The issue of pre-existing conditions and medical underwriting in the individual health insurance market has been a major point of contention in the health care reform debate this year. Hank Stern of InsureBlog has weighed in on the topic, and it’s an issue that I think deserves another look. Hank points out that in the small group market, health insurers are required (for the most part) to accept all applicants without much in the way of medical underwriting. People who haven’t had continuous coverage will have waiting periods applied to pre-existing conditions, but they can’t be declined completely, and once the waiting period is over, even the pre-existing conditions are covered. Here in Colorado, small groups used to be subject to some underwriting in order to determine the premium – groups could qualify for up to a 25% discount or a 10% price increase based on the overall health of the members. But that disappeared with HB 1355.

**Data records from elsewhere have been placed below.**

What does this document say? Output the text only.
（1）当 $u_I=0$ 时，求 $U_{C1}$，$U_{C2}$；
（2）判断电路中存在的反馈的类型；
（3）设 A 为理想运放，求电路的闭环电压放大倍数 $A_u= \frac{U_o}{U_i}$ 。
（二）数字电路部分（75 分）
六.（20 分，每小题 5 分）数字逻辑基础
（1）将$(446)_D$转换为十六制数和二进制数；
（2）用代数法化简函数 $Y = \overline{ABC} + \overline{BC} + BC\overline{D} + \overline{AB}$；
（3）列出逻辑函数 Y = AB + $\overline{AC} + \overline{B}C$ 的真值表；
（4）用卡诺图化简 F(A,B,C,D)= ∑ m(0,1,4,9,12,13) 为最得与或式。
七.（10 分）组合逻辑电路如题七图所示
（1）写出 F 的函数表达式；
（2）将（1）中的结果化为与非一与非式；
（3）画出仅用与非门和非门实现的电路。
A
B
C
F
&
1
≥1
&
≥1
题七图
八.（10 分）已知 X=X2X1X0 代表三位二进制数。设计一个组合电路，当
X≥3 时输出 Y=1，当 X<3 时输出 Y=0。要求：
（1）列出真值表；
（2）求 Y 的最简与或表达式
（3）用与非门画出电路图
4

The individual market is different. Medical underwriting is part of the application process, and applicants can be declined, offered coverage at a higher price, or offered coverage with pre-existing condition exclusions. The trade off is that the policies are less expensive than they would be in the group market.

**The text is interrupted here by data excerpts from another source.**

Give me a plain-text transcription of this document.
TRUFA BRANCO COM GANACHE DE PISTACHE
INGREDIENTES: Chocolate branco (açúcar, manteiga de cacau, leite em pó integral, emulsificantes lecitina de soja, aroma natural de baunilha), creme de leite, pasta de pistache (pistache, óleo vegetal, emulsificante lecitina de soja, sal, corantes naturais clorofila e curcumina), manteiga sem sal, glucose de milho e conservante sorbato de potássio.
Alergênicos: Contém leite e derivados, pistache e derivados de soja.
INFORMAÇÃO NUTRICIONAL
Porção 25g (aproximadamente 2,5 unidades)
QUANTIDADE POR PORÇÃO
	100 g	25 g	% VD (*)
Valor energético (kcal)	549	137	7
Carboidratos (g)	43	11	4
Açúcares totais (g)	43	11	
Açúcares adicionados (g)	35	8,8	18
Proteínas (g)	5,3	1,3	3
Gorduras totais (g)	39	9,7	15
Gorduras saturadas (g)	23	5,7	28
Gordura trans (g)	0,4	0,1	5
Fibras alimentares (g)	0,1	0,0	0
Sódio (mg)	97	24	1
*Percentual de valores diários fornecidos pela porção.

Jay and I have an HSA-qualified policy for our family. It has a $5000 deductible (one deductible for all three of us together). Other than a small amount of preventive care, nothing is covered before the deductible is met, so our coverage only comes into play if we have a relatively large claim. But it only costs $288/month for our family. It also allows us to put pre-tax money into an HSA and save up for the possibility of having to meet our deductible one day (or for retirement, if we don’t end up needing the money for medical expenses).

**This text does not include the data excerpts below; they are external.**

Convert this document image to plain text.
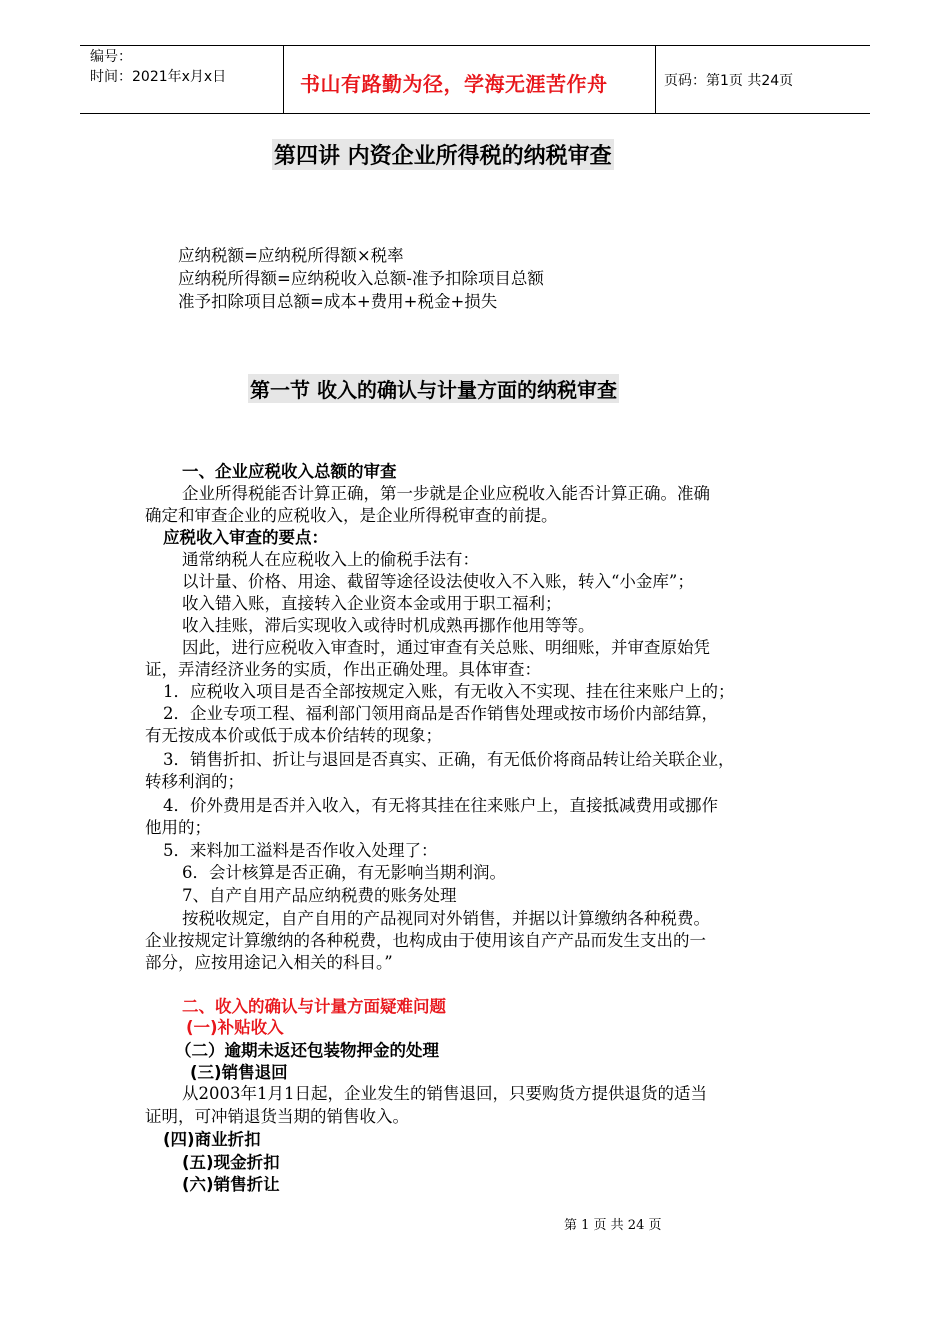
编号：
时间：2021年x月x日	书山有路勤为径，学海无涯苦作舟	页码：第1页 共24页
第四讲 内资企业所得税的纳税审查
应纳税额=应纳税所得额×税率
应纳税所得额=应纳税收入总额-准予扣除项目总额
准予扣除项目总额=成本+费用+税金+损失
第一节 收入的确认与计量方面的纳税审查
一、企业应税收入总额的审查
企业所得税能否计算正确，第一步就是企业应税收入能否计算正确。准确
确定和审查企业的应税收入，是企业所得税审查的前提。
应税收入审查的要点：
通常纳税人在应税收入上的偷税手法有：
以计量、价格、用途、截留等途径设法使收入不入账，转入“小金库”；
收入错入账，直接转入企业资本金或用于职工福利；
收入挂账，滞后实现收入或待时机成熟再挪作他用等等。
因此，进行应税收入审查时，通过审查有关总账、明细账，并审查原始凭
证，弄清经济业务的实质，作出正确处理。具体审查：
1．应税收入项目是否全部按规定入账，有无收入不实现、挂在往来账户上的；
2．企业专项工程、福利部门领用商品是否作销售处理或按市场价内部结算，
有无按成本价或低于成本价结转的现象；
3．销售折扣、折让与退回是否真实、正确，有无低价将商品转让给关联企业，
转移利润的；
4．价外费用是否并入收入，有无将其挂在往来账户上，直接抵减费用或挪作
他用的；
5．来料加工溢料是否作收入处理了：
6．会计核算是否正确，有无影响当期利润。
7、自产自用产品应纳税费的账务处理
按税收规定，自产自用的产品视同对外销售，并据以计算缴纳各种税费。
企业按规定计算缴纳的各种税费，也构成由于使用该自产产品而发生支出的一
部分，应按用途记入相关的科目。”
二、收入的确认与计量方面疑难问题
(一)补贴收入
（二）逾期未返还包装物押金的处理
(三)销售退回
从2003年1月1日起，企业发生的销售退回，只要购货方提供退货的适当
证明，可冲销退货当期的销售收入。
(四)商业折扣
(五)现金折扣
(六)销售折让
第 1 页 共 24 页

Jay and I are both full-time employees of our corporation, and could thus qualify as a group of two with any small group carrier in the state. For comparison’s sake, I got a quote for us for an Anthem Blue Cross Blue Shield HSA-qualified policy. Jay and I would each have our own policy as a group of two, with our son added to one of the policies. I found an HSA qualified small group policy that would cost $578/month for our group. But the deductibles would end up being a total of $15,000 for our family on that policy. The policy would be twice as expensive as what we have now, and the out of pocket exposure would be three times as much as what we have now. And that’s a quote from a very competitive carrier.
Incidentally, if all three of us had medical conditions that allowed us to qualify for Cover Colorado, we could pay a total of $550/month for three separate HSA qualified policies, each with a $2000 deductible. This is another example of guaranteed issue coverage, and the increased price when compared with our current policy reflects the added cost that comes when health insurance picks up the tab for pre-existing conditions.
That’s what happens when policies have to be guaranteed issue (and include state mandated coverage like maternity on all policies). Of course, the current small group market doesn’t include any sort of mandate requiring groups to purchase health insurance. Proponents of a shift away from medical underwriting on individual health insurance policies also tend to back a measure that would require everyone to carry health insurance. That would help spread the cost of care across a larger population, and would likely help to contain the price increase that we would see if medical underwriting were to cease. But my guess is that we would still see a rather dramatic increase in premiums. This highlights the importance of getting to the root of the issue of health care costs, and how to contain them at source. Health insurance pays the costs, and unless we can lower those costs, it’s unlikely that we’ll be able to lower the cost of health insurance.
I found Hank’s post in the Cavalcade of Risk, hosted down under this week by Andrew at Oz Risk.